Go to ‘Control Camera’ and select ‘Monitor Folder’. A single folder has been created as a dropbox on the desktop called ‘Image Dropbox’. In EOS Utility, select the monitored folder by clicking the browse button and navigate to ‘Image Dropbox’. Check ‘monitor all subfolders’ if, for example, images are going to be copied in there from a remote storage device where they may be in subfolders corresponding to different memory cards.

Now a destination folder is needed, so click on the ‘Change’ button. This brings up an option to change the destination folder. Note: This function moves images to prevent duplicates. It does not copy them. A new folder has been created called ‘Sorted images’ on the desktop.

There is an option to ‘Customize’ the folder into which the images are moved (within ‘Sorted images’). Here images are going into a subfolder structure decided by camera model, a dash and body number.

This could easily be changed, for example, to the owner's name taken from the EXIF data stored with each image.
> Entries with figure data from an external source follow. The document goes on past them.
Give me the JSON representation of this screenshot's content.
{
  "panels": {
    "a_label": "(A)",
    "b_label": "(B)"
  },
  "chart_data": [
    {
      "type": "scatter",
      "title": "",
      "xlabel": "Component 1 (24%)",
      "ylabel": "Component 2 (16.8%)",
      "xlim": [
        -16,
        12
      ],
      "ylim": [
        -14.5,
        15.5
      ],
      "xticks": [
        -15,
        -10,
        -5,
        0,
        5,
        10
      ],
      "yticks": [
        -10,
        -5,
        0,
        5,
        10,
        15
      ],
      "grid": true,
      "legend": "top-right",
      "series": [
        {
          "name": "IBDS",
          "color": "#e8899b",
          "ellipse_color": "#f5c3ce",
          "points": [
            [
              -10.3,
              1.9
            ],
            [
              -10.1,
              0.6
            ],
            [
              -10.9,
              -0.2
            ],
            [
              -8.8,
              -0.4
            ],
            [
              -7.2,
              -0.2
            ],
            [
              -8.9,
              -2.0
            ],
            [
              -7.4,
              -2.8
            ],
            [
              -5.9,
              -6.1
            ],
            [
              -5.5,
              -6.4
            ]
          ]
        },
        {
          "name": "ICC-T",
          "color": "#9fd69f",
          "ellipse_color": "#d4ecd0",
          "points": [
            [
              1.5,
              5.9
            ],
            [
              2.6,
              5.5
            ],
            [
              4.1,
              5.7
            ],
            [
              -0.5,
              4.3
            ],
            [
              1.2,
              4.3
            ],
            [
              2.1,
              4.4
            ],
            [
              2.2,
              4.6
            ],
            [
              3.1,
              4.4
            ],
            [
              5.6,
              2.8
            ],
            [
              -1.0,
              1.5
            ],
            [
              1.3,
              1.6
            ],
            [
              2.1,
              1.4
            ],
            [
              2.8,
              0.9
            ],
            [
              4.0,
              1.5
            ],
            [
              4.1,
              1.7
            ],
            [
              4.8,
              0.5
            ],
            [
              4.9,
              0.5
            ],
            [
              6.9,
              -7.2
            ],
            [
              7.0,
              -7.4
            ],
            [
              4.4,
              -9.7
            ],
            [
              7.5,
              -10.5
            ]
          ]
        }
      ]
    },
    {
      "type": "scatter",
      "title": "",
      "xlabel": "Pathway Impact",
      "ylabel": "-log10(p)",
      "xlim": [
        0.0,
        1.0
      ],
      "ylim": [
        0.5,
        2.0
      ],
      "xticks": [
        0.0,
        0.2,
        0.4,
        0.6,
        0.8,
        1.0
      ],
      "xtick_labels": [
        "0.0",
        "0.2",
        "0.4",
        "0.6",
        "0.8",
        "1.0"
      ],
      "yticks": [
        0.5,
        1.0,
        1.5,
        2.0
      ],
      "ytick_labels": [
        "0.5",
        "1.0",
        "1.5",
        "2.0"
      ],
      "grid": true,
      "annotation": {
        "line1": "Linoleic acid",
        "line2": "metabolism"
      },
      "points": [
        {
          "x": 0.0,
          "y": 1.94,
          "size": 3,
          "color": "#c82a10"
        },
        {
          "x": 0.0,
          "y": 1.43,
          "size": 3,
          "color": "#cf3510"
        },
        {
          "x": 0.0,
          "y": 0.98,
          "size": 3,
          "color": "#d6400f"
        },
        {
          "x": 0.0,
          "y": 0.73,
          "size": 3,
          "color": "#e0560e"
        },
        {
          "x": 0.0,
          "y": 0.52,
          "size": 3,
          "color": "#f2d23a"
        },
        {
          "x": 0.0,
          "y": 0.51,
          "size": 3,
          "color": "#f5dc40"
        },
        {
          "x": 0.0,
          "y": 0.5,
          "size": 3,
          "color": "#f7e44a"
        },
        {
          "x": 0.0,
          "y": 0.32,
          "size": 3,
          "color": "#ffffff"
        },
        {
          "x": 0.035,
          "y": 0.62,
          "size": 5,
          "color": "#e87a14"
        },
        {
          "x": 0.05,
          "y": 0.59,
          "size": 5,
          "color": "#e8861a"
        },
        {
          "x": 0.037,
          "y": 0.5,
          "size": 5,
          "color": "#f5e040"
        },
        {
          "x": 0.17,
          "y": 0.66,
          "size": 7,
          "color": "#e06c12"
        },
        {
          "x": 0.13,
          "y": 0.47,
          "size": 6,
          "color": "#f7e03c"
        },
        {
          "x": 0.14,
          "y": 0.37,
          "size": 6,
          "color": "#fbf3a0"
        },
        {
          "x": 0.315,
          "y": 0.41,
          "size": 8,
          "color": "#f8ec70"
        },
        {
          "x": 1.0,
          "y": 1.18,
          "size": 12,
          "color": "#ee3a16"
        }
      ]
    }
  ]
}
If both users name their cameras, all the images can be downloaded into one folder and then separated out into folders based on who shot them. By adding a body number parameter to the owner, multiple cameras can be dealt with as well.

Naming files by owner’s name, shooting date and sequential number.

Finally, you also have the option to modify the file names as they are being moved.

Select the drop down in the top left of the screen, and the file name option.

Choose the ‘Customize' button to get the same customisation screen as we had before for the folders.

Here it is set to owner’s name, shooting date, and sequential number.

From now on, whenever you look at a file that’s been processed through this system, it will be located in a folder named after camera model and body number and each image will named with owners name, date and a sequential number, separated with dashes. Combined with a good set of keywords or captions, you should never lose a file again.